Я не забуду тебя. Я люблю тебя.
Безумно, невероятно люблю. Максик... Максимка... а помнишь, помнишь я назвала тебя Чаки? А маме не понравилось. И стал ты Максимом. Нет, Максимом никогда не называли. Максимилиан, Максиндай, Максюта, Макс, Макся, Максик... сейчас, как очень яркое солнышко в моей памяти. Я уже почти не помню, как ты лежал на балконе, на ковре, и как ещё год после того, как ты пропал, твои крошечные, прямые белые шерстинки, находились внизу. Я не могла их трогать, не могла держать. Верила, свято верила, что ты вернешься, грязный, худой, запрыгнешь на балкон, откроешь дверь, и комаров налетит целая куча, а мы проснемся, и ты будешь спать у нас в ногах, ужасно, наверное усталый. Но сначала наешься, мы ведь пол года не убирали твою миску, а я каждый день меняла еду. Глупая была, ходила долго, искала тебя, и все верила, верила, верила...

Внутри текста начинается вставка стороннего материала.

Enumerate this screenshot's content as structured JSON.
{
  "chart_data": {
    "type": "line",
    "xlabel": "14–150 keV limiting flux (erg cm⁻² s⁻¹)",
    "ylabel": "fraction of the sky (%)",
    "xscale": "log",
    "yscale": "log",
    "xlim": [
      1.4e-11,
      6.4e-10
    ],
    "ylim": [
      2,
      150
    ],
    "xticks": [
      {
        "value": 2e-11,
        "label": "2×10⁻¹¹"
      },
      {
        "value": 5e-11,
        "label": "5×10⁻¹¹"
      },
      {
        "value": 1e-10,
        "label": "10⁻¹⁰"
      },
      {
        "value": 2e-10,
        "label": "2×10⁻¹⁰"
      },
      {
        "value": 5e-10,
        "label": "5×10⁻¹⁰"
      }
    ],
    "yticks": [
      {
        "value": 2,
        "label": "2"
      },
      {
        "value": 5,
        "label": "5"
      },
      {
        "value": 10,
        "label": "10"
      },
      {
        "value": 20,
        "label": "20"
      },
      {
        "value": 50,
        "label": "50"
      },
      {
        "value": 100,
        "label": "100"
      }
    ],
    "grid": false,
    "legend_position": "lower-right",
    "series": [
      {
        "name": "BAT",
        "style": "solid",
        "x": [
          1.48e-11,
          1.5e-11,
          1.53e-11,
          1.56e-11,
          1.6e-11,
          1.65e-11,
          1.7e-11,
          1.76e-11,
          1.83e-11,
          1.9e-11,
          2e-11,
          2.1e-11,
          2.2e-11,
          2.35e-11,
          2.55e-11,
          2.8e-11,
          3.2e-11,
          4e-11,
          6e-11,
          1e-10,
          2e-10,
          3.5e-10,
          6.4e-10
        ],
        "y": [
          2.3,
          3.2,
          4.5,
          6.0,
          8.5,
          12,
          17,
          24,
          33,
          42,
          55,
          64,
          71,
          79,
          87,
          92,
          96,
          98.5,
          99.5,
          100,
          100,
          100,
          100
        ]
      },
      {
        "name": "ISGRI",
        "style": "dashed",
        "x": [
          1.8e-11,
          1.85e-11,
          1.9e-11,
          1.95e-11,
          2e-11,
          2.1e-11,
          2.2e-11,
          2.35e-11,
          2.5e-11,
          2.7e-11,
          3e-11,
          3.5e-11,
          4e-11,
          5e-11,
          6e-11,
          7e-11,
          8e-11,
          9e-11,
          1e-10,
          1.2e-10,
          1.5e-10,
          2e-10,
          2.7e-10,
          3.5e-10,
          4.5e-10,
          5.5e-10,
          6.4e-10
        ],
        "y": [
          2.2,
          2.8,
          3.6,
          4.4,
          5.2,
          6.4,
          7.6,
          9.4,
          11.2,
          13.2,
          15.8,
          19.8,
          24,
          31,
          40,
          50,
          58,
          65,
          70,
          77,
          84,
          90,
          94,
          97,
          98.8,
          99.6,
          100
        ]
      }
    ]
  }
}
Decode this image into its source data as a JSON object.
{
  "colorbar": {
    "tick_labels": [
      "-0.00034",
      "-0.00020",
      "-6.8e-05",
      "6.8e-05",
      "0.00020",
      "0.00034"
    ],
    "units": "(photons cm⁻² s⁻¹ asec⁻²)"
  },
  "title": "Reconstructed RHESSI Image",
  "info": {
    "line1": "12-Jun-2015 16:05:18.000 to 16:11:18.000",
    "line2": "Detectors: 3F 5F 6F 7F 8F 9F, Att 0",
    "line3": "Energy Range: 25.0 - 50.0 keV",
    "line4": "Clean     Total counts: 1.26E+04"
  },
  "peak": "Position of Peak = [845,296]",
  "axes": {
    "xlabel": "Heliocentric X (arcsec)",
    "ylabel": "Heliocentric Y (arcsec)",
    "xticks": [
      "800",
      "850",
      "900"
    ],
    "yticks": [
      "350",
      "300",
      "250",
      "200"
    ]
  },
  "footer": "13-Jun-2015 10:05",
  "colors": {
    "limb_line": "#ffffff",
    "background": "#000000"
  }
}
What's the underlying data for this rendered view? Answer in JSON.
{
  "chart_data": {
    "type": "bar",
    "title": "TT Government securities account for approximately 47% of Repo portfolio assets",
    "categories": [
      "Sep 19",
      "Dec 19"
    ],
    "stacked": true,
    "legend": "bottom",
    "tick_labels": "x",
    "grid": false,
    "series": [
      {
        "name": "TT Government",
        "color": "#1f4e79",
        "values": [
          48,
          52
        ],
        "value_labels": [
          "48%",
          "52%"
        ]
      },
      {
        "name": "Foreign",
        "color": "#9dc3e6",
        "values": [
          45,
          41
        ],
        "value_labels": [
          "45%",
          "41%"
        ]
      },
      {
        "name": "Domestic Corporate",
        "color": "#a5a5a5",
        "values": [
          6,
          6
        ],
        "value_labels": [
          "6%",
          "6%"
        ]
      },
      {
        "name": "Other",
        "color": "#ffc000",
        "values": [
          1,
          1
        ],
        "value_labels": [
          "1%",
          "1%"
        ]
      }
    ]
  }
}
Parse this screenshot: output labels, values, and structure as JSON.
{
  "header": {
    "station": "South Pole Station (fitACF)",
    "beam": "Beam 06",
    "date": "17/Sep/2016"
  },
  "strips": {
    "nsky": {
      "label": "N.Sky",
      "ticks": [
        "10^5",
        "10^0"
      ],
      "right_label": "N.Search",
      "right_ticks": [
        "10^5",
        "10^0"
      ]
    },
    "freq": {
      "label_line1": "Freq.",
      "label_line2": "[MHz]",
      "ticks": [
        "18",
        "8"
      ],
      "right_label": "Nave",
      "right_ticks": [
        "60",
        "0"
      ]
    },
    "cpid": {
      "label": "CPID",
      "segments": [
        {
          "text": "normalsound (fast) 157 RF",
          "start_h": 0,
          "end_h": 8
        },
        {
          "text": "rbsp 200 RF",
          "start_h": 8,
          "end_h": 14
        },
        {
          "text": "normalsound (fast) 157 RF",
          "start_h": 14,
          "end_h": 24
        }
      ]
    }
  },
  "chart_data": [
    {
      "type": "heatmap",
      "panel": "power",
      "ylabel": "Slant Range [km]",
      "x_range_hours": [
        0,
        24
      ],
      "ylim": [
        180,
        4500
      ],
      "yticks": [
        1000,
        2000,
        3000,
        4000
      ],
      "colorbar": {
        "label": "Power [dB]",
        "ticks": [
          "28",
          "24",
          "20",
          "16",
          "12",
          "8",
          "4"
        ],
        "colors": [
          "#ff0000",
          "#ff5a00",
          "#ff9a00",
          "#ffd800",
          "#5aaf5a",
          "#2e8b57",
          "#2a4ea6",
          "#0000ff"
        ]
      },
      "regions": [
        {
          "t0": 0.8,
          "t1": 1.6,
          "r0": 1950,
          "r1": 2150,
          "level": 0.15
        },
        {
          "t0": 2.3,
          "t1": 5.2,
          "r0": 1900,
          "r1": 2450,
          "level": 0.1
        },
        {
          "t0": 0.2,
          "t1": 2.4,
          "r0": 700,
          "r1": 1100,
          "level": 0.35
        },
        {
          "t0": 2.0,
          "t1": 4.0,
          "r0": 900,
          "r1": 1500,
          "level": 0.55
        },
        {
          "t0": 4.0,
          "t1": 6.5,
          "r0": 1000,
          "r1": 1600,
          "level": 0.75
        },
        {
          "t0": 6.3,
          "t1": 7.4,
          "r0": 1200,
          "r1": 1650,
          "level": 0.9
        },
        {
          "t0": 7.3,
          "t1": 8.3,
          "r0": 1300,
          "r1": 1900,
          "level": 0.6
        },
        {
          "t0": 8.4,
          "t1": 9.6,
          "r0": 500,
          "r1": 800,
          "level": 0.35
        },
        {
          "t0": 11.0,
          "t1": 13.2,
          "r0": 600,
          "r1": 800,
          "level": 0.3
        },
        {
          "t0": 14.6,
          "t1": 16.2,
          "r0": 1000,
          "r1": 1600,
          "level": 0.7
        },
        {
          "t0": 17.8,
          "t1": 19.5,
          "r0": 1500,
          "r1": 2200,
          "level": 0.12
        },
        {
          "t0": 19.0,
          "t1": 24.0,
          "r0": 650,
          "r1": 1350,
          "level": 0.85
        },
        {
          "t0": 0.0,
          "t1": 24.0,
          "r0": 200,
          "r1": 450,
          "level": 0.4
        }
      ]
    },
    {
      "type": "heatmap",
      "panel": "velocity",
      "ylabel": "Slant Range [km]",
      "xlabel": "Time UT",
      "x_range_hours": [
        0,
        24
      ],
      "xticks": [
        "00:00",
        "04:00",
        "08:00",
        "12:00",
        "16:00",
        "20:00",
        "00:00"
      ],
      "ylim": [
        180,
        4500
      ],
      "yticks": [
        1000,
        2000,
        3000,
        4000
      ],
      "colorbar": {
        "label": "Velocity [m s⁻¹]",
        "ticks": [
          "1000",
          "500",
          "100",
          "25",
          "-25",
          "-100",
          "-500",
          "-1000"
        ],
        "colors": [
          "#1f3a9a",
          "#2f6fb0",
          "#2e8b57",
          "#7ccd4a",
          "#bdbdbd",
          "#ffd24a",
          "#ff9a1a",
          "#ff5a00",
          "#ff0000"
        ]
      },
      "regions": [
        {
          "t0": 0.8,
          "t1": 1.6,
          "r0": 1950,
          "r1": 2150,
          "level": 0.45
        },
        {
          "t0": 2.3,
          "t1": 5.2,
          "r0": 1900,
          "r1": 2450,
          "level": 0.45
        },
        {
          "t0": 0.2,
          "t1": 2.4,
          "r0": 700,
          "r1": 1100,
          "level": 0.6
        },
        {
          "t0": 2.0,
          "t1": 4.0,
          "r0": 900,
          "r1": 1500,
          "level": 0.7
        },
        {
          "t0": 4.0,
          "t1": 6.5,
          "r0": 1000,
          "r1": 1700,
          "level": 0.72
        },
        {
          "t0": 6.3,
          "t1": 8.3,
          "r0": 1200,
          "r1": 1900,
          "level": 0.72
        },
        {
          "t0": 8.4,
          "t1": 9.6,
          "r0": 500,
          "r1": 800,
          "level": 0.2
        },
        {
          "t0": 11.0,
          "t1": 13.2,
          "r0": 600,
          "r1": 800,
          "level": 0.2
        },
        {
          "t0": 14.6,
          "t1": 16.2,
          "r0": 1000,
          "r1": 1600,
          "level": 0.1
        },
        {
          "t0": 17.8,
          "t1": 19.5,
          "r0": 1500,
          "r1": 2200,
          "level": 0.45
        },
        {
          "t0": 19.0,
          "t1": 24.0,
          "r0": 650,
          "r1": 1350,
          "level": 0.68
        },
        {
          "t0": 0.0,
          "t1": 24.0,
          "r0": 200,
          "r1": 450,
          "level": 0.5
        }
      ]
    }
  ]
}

А помнишь, как мы приехали на птичий рынок, и я долго-долго выбирала кошку? Ты не знаешь, как сильно я уговаривала маму завести кота. Она согласилась, и прыгая от счастья, мы поехали на рынок животных.
Кошки, собаки, попугаи, хомяки, кролики... от запаха корма кружилась голова. Долго искали мы это место, а когда нашли, на глаза попался страшнейшая, огромная собака, сидящая у машины. И ещё рядом, - такая же.
Спросили из интереса сколько стоит, несколько тысяч доллоров, по-моему... а потом пошли дальше. Картинки в памяти бесконечно мелькают, мелькают, но я почти все помню, почти все... сколько же мне было, Максик? 10?
Когда мы увидели тебя, и твоего братика, я тут же обратила внимание. Сказали нам, что ты не чистокровный, и вообще они не знают, какой породы. Но ты был мягкий, красивый, на вид - британской наружности. А глаза... разные. Один синий, другой желтый, светло-светло карий. Удивительно, что не глухой, ведь совсем белоснежный, белянчик, как часто мы тебя называли.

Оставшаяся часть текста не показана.